All this gave her a unique vision of what was real and what was not, and how the many realities of the world blend together. She was fascinated with the layers of reality, and how strangeness peeks out between those layers to confound everyday life. Often, in fact, strangeness stands up and shouts and waves its arms to get our attention — then life gets very odd indeed. Those were the moments she liked the best: the collision between mundane and fantastic. How every elfin prince has to worry about how to pay the rent; how even a Dark Lord’s fortress needs functional plumbing; how immortality can only be endured by clinging to mortal appetites.
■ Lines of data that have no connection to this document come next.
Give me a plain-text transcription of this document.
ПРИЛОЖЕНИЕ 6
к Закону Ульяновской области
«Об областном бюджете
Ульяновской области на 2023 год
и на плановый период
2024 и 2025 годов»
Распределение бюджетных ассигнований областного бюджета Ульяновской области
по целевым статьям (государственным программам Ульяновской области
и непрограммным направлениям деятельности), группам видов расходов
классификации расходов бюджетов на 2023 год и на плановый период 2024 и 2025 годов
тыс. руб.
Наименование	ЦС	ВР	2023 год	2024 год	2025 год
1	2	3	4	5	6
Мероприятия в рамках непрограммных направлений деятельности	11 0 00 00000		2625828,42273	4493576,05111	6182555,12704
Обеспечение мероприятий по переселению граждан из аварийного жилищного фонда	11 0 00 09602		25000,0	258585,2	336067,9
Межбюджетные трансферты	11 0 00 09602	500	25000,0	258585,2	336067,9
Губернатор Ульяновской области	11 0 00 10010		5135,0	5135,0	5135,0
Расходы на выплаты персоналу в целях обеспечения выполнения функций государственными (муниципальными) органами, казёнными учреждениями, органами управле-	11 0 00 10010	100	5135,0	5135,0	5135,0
How you make a living home on Mars.

Kage started writing about all this when she was nine years old, and she wrote until the week before her death from cancer in January 2010. What Kage mostly did was write. Everything else she did — acting, painting, one-thousand-mile-a-weekend commutes up and down California — poured straight into her stories. Once the stories and novels began to sell, she rebuilt her life around writing — ecstatic to be making her living doing what she loved best. By the last year of her life, she couldn’t write fast enough to keep up with the demands; many notes and story lines are still waiting in her files. She ran out of time before she ran out of ideas.

Kage was lucky, and she knew it. She said that writing never failed, that there was nothing as satisfying as sitting down and falling into the world behind the keyboard. She had a clear picture of her muse — her very male muse — and she said she could always feel his hand on the nape of her neck, urging her on as she wrote. That may have been why she wrote so constantly, at such a breakneck speed — like a runner chasing the rising sun, like a woman running toward her lover. And in the end, I think she caught him.